Identification of a novel polysaccharide in land plants and synthesis by members of the cellulose synthase-like F gene family

Little A1, Lahnstein J1, Jeffery DW2, Khor SF1, Schwerdt JG1, Shirley NJ1, Hooi M3, Xing X1,3, Burton RA1 and Bulone V1,3

  1. ARC Centre of Excellence in Plant Cell Walls, School of Agriculture, Food and Wine, University of Adelaide, Waite Campus, Glen Osmond, SA 5064, Australia.
  2. School of Agriculture, Food and Wine, University of Adelaide, Waite Campus, Glen Osmond, SA 5064, Australia.
  3. Adelaide Glycomics, School of Agriculture, Food and Wine, University of Adelaide, Waite Campus, Glen Osmond, SA 5064, Australia.

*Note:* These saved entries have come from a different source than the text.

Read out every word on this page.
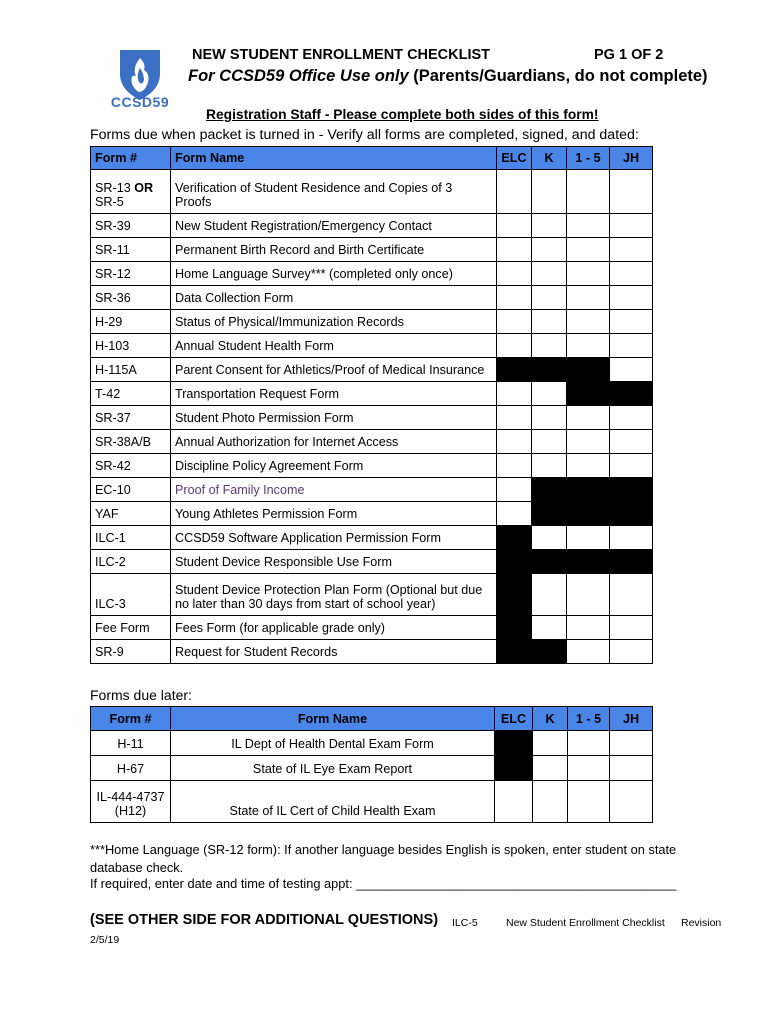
CCSD59
NEW STUDENT ENROLLMENT CHECKLIST	PG 1 OF 2
For CCSD59 Office Use only (Parents/Guardians, do not complete)
Registration Staff - Please complete both sides of this form!
Forms due when packet is turned in - Verify all forms are completed, signed, and dated:
Form #	Form Name	ELC	K	1 - 5	JH
SR-13 OR
SR-5	Verification of Student Residence and Copies of 3 Proofs				
SR-39	New Student Registration/Emergency Contact				
SR-11	Permanent Birth Record and Birth Certificate				
SR-12	Home Language Survey*** (completed only once)				
SR-36	Data Collection Form				
H-29	Status of Physical/Immunization Records				
H-103	Annual Student Health Form				
H-115A	Parent Consent for Athletics/Proof of Medical Insurance				
T-42	Transportation Request Form				
SR-37	Student Photo Permission Form				
SR-38A/B	Annual Authorization for Internet Access				
SR-42	Discipline Policy Agreement Form				
EC-10	Proof of Family Income				
YAF	Young Athletes Permission Form				
ILC-1	CCSD59 Software Application Permission Form				
ILC-2	Student Device Responsible Use Form				
ILC-3	Student Device Protection Plan Form (Optional but due
no later than 30 days from start of school year)				
Fee Form	Fees Form (for applicable grade only)				
SR-9	Request for Student Records				
Forms due later:
Form #	Form Name	ELC	K	1 - 5	JH
H-11	IL Dept of Health Dental Exam Form				
H-67	State of IL Eye Exam Report				
IL-444-4737
(H12)	State of IL Cert of Child Health Exam				
***Home Language (SR-12 form): If another language besides English is spoken, enter student on state database check.
If required, enter date and time of testing appt: _____________________________________________
(SEE OTHER SIDE FOR ADDITIONAL QUESTIONS) ILC-5	New Student Enrollment Checklist Revision
2/5/19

As a significant component of monocot cell walls, (1,3;1,4)-β-glucan has conclusively been shown to be synthesised by the cellulose synthase-like F6 protein. In this study, we investigated the synthetic activity of other members of the barley CslF gene family using heterologous expression. As expected, the majority of the genes encode proteins that are capable of synthesising detectable levels of (1,3;1,4)-β-glucan, however, overexpression of HvCslF3 and HvCslF10 genes resulted in the synthesis of a novel polysaccharide. A simple diagnostic assay has been developed and the polysaccharide has been biochemically characterised. To demonstrate that this product was not an aberration of the heterologous system, the characteristic polysaccharide linkages were confirmed to be present in wild type barley tissues known to contain HvCslF3 and HvCslF10 transcripts. The finding of this linkage in land plants has significant implications for defining the cell wall content of many crop species and challenges the concept that members of a single Csl family possess the same carbohydrate synthetic activity.